Ukraine-Umsturz: Dokumente gerettet

Nach seiner Flucht haben die Maidan-Aktivisten in der Residenz von Viktor Janukowitsch nicht nur gigantischen Reichtum gefunden, sondern auch wichtige Dokumente – geschreddert oder im hauseigenen Teich versenkt. Eine Initiative versucht nun, die zerschnittenen Papiere wieder lesbar zu machen, um die Wahrheit über die Machenschaften des Janukowitsch-Clans ans Licht zu bringen.

  • Zusammengesetzte Papierschnipsel

    8c) ORF, Karin Koller

  • Papierschnipsel werden zusammengesetzt

    (c) ORF, Karin Koller

  • zerkleinerte Papiere

    (c) ORF, Karin Koller

  • Müllsäcke

    (c) Karin Koller

|

Mittagsjournal, 10.3.2014

Aus Kiew

Rekonstruktion wichtiger Dokumente

Ein großer Raum – an die 70 Menschen sitzen hier, zumeist Frauen, gebeugt über winzig kleine Zettelchen. Bewaffnet mit Kleber bemühen sie sich, die zerstörten Dokumente wieder herzustellen. In der Ecke des Raums steht ein Berg schwarzer Müllsäcke – voll mit geschredderten Papieren aus Meshigorje, der Janukowitsch-Residenz. Zwanzig solcher Säcke wurden gerettet. Seit einer Woche sitzen hier Freiwillige – und kleben und kleben und kleben: ein gigantischen Puzzle der Machenschaften des Janukowitsch-Clans. Acht Säcke wurden bisher abgearbeitet.

"Unsere Aufgabe ist es, zunächst diese Papierstücke zu ordnen, sie dann auf buntes Papier zu kleben. Das Ganze wird dann in den Computer gescannt. Mit Hilfe eines speziellen Computerprogramms können dann ganze Dokumente rekonstruiert werden", erzählt Irina, eine der Pionierinnen hier, die hilft, die Arbeit zu organisieren.

Mithelfen statt abwarten

Es ist eine Sisyphus-Arbeit: "Wir haben im Prinzip von in der Früh bis Mitternacht offen. Wer kommen kann, kommt und bleibt, solange er will und kann – ein paar Stunden, den ganzen Tag", erzählt Irina. "Es sind ganz unterschiedliche Leute hier: junge Mütter, ganze Familien, Studenten und Pensionisten."

Galina ist eine von ihnen. Sie ist eigentlich Mathematikerin und unterrichtet am Polytechnischen Institut in Kiew.
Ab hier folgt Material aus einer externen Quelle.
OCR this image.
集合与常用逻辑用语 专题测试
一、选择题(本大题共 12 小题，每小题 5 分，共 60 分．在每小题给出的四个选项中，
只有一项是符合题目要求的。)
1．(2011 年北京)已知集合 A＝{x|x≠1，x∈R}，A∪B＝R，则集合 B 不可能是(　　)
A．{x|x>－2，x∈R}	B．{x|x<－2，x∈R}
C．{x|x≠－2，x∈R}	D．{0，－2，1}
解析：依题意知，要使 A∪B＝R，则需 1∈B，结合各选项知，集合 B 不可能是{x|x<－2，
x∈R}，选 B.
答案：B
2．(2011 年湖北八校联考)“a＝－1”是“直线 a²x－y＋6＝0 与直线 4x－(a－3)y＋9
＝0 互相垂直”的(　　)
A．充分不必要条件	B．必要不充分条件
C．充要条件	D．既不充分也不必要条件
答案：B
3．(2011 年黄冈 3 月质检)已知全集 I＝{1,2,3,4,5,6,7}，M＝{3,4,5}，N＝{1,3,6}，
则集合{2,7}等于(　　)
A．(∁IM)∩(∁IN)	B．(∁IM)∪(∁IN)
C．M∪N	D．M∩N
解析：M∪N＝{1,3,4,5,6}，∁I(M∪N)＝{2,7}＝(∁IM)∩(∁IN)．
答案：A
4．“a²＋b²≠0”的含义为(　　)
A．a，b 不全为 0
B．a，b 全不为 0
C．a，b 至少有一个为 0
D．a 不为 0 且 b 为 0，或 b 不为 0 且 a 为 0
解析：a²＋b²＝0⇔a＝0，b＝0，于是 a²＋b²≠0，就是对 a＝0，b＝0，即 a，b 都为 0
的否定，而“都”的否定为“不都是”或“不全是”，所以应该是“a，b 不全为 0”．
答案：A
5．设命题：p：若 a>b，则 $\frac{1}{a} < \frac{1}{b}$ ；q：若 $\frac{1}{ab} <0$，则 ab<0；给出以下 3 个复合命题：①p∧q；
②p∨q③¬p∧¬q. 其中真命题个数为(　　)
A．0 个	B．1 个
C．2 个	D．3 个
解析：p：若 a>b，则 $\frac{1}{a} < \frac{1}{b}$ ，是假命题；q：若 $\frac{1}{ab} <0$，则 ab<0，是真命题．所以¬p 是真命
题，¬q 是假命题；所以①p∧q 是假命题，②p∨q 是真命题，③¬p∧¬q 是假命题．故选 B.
Heute ist sie an ihrem einzigen freien Tag der Woche hier. "Uns ist es wichtig, etwas zu tun", beschreibt Galina ihre Motivation. Ihr gehe es darum, "nicht einfach zuhause zu sitzen vor den Nachrichten im Fernsehen und nachzudenken, ob es nun Krieg gibt oder nicht, ob es die Politiker schaffen oder nicht. Das ist schrecklich und hier haben wir eine Aufgabe."

"Die Regierung soll dem Volk dienen"

Neben Galina am Tisch sitzt Olga, eine Pensionistin. Sie hat über Facebook erfahren, dass hier Freiwillige gesucht werden und ist gleich hergefahren, erzählt sie. Olga kommt aus dem Süden des Landes. "Ich habe Angst, dass Putin uns Truppen in den Süden der Ukraine schickt. Es ist für uns alle dort einfach schrecklich derzeit", sagt sie. Die Arbeit hier ist zwar mühsam und anstrengend für Olgas Augen, aber sie lenkt sie ab. Und das Zusammenarbeiten mit anderen hier gibt ihr ein Gefühl von Sicherheit, meint Olga.

An diesem Tag haben die Frauen schon ein wichtiges Dokument zusammengeklebt, erzählt Galina: Unterlagen von Kurschenko, einem der ominös reichen Erdgasmagnaten der Ukraine und engen Vertrauten von Janukowitschs Sohn. "Stellen Sie sich vor", sagt Galina entsetzt, "Kurschenko ist gerade mal 28 Jahre alt und wir lesen da, dass er ein Vermögen von mehreren Milliarden Euro hat, dieser Bursche. Wie geht das?" Die Menschen in der Ukraine würden Spitäler oder Schulen brauchen, dort sollte das Geld hinfließen und nicht in die eigenen Taschen, meint Galina. "Wir wollen jetzt endlich, dass die Regierung dem Volk dient. Ich glaube, dass unsere Arbeit hier hilft, auch wenn es nur ein kleiner Beitrag ist."